Native Village Youth and Education News
January 1, 2009 Issue 193 Volume 1

Police seek help to find eagle feather, stone pipe

Sacred aboriginal objects stolen from parked car on Carling Avenue

Louisa Taylor and Neco Cockburn

Ottawa, Canada:  It must have looked like a decent haul for a quick thief: two duffel bags sitting in an unlocked car in a west-side parking lot. Inside one of the bags was camera equipment.

But what was inside the other bag was far more important to its owner: a pipe and an eagle feather, ceremonial objects sacred in First Nations spirituality.

Ottawa police are investigating the theft of the bags earlier this week, and Thursday asked for the public's help in finding the sacred objects.

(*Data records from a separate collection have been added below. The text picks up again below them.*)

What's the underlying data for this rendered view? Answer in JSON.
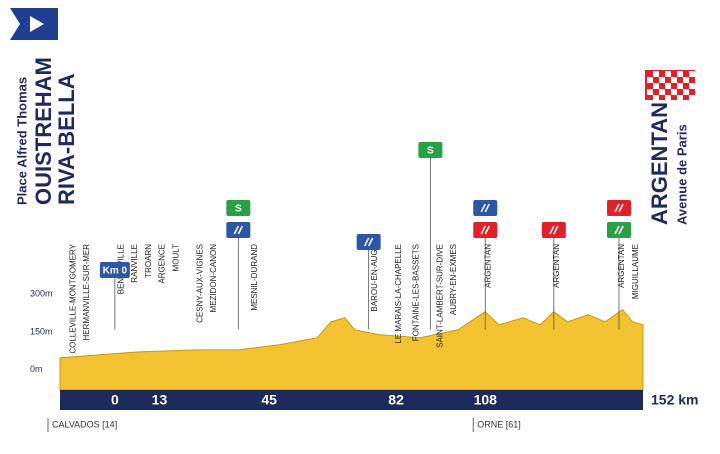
{
  "chart_data": {
    "type": "area",
    "start": {
      "place": "Place Alfred Thomas",
      "town": [
        "OUISTREHAM",
        "RIVA-BELLA"
      ]
    },
    "finish": {
      "town": "ARGENTAN",
      "place": "Avenue de Paris"
    },
    "x": [
      -16,
      -5,
      7,
      24,
      36,
      48,
      59,
      63,
      67,
      70,
      77,
      89,
      100,
      108,
      112,
      119,
      124,
      128,
      132,
      138,
      143,
      148,
      151,
      154
    ],
    "values": [
      47,
      59,
      71,
      79,
      79,
      99,
      127,
      190,
      206,
      158,
      139,
      127,
      158,
      230,
      178,
      206,
      178,
      230,
      190,
      218,
      190,
      238,
      190,
      178
    ],
    "color": "#f2c230",
    "xlim": [
      -16,
      154
    ],
    "xticks": [
      0,
      13,
      45,
      82,
      108,
      {
        "value": 152,
        "label": "152 km"
      }
    ],
    "ylim": [
      -80,
      300
    ],
    "yticks": [
      {
        "value": 0,
        "label": "0m"
      },
      {
        "value": 150,
        "label": "150m"
      },
      {
        "value": 300,
        "label": "300m"
      }
    ],
    "places": [
      {
        "name": "COLLEVILLE-MONTGOMERY",
        "km": -13
      },
      {
        "name": "HERMANVILLE-SUR-MER",
        "km": -9
      },
      {
        "name": "BENOUVILLE",
        "km": 1
      },
      {
        "name": "RANVILLE",
        "km": 5
      },
      {
        "name": "TROARN",
        "km": 9
      },
      {
        "name": "ARGENCE",
        "km": 13
      },
      {
        "name": "MOULT",
        "km": 17
      },
      {
        "name": "CESNY-AUX-VIGNES",
        "km": 24
      },
      {
        "name": "MEZIDON-CANON",
        "km": 28
      },
      {
        "name": "MESNIL-DURAND",
        "km": 40
      },
      {
        "name": "BAROU-EN-AUGE",
        "km": 75
      },
      {
        "name": "LE MARAIS-LA-CHAPELLE",
        "km": 82
      },
      {
        "name": "FONTAINE-LES-BASSETS",
        "km": 87
      },
      {
        "name": "SAINT-LAMBERT-SUR-DIVE",
        "km": 94
      },
      {
        "name": "AUBRY-EN-EXMES",
        "km": 98
      },
      {
        "name": "ARGENTAN",
        "km": 108
      },
      {
        "name": "ARGENTAN",
        "km": 128
      },
      {
        "name": "ARGENTAN",
        "km": 147
      },
      {
        "name": "MIGUILLAUME",
        "km": 151
      }
    ],
    "markers": [
      {
        "km": 0,
        "color": "#2e55a6",
        "label": "Km 0"
      },
      {
        "km": 36,
        "color": "#2e55a6"
      },
      {
        "km": 36,
        "color": "#2aa046",
        "label": "S"
      },
      {
        "km": 74,
        "color": "#2e55a6"
      },
      {
        "km": 92,
        "color": "#2aa046",
        "label": "S"
      },
      {
        "km": 108,
        "color": "#e2202a"
      },
      {
        "km": 108,
        "color": "#2e55a6"
      },
      {
        "km": 128,
        "color": "#e2202a"
      },
      {
        "km": 147,
        "color": "#2aa046"
      },
      {
        "km": 147,
        "color": "#e2202a"
      }
    ],
    "regions": [
      {
        "name": "CALVADOS [14]",
        "km": -16
      },
      {
        "name": "ORNE [61]",
        "km": 108
      }
    ]
  }
}
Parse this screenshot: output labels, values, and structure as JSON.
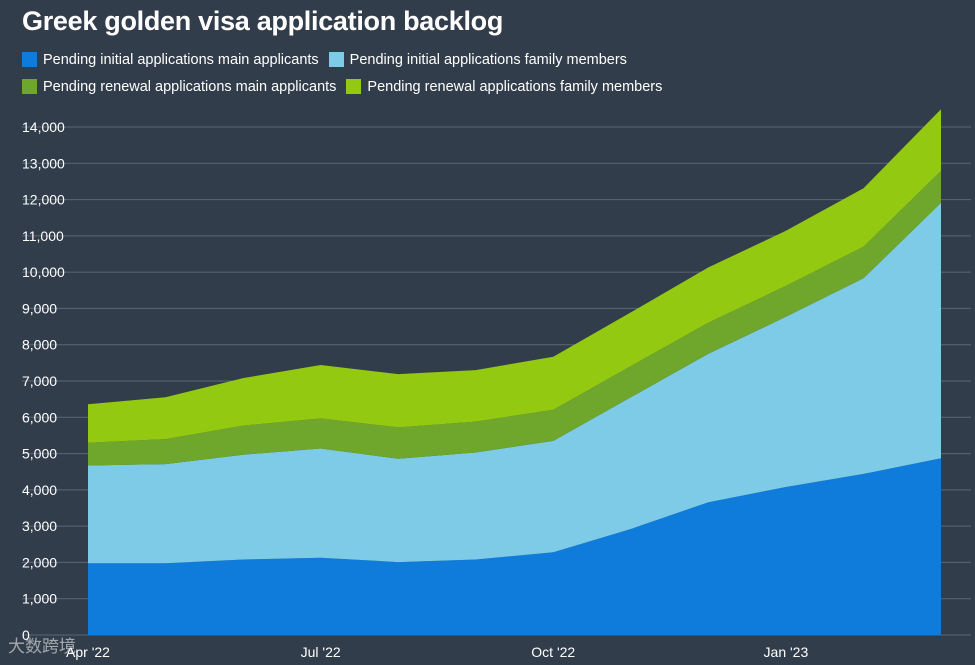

The duffel bags were taken between Dec. 8 and Dec. 10, while a vehicle belonging to a Michigan man was parked in the 1300 block of Carling Avenue, police said.

In many native American cultures, the eagle is a messenger of prayer, says Patrick Augustine, a member of the board of the Odawa Native Friendship Centre.

"Because it flies the highest in the sky, people believe the eagle can carry a person's prayers to the creator," said Mr. Augustine, a graduate student and traditional dancer. The case holding the feather is symbolic as well.

"You could compare it to something like the tabernacle in a Catholic church," says Mr. Augustine. "It's a home to the spirit of the eagle feather."

Eagle feathers are usually bestowed to mark an important event or contribution, and the giving of the feather is considered an honour.

It's an even greater honour to receive a red stone pipe, said Mr. Augustine. "I was following the traditional ways for five or seven years before I acquired the knowledge base and understanding enough to be given a pipe."

The stone pipe is used to burn tobacco or sweetgrass during smudging ceremonies or sweat lodge ceremonies.

"When you're a pipe carrier, you look at it as you would a grandfather or grandmother, with a certain reverence. We believe our ancestors are returning in spirit and their spirits are embodied in these objects. We are asking our ancestors' spirits to mitigate on our behalf with the creator, to help carry our message to the creator for us.

"Losing these objects would feel like you'd failed in your duty to look after them," said Mr. Augustine.

Police do not believe the ceremonial items were targeted, but that doesn't take away the sense of loss Mr. Augustine imagines the owner is feeling.

"For someone to have their sacred pipe stolen, it must be very traumatic," says Mr. Augustine. "It would feel like a violation, not only against a person, but against the culture. If it happened to me, I'd feel a deep sadness."

Anyone with information is asked to call Ottawa police at 613-236-1222, ext. 2266, or Crime Stoppers at 613-233-8477.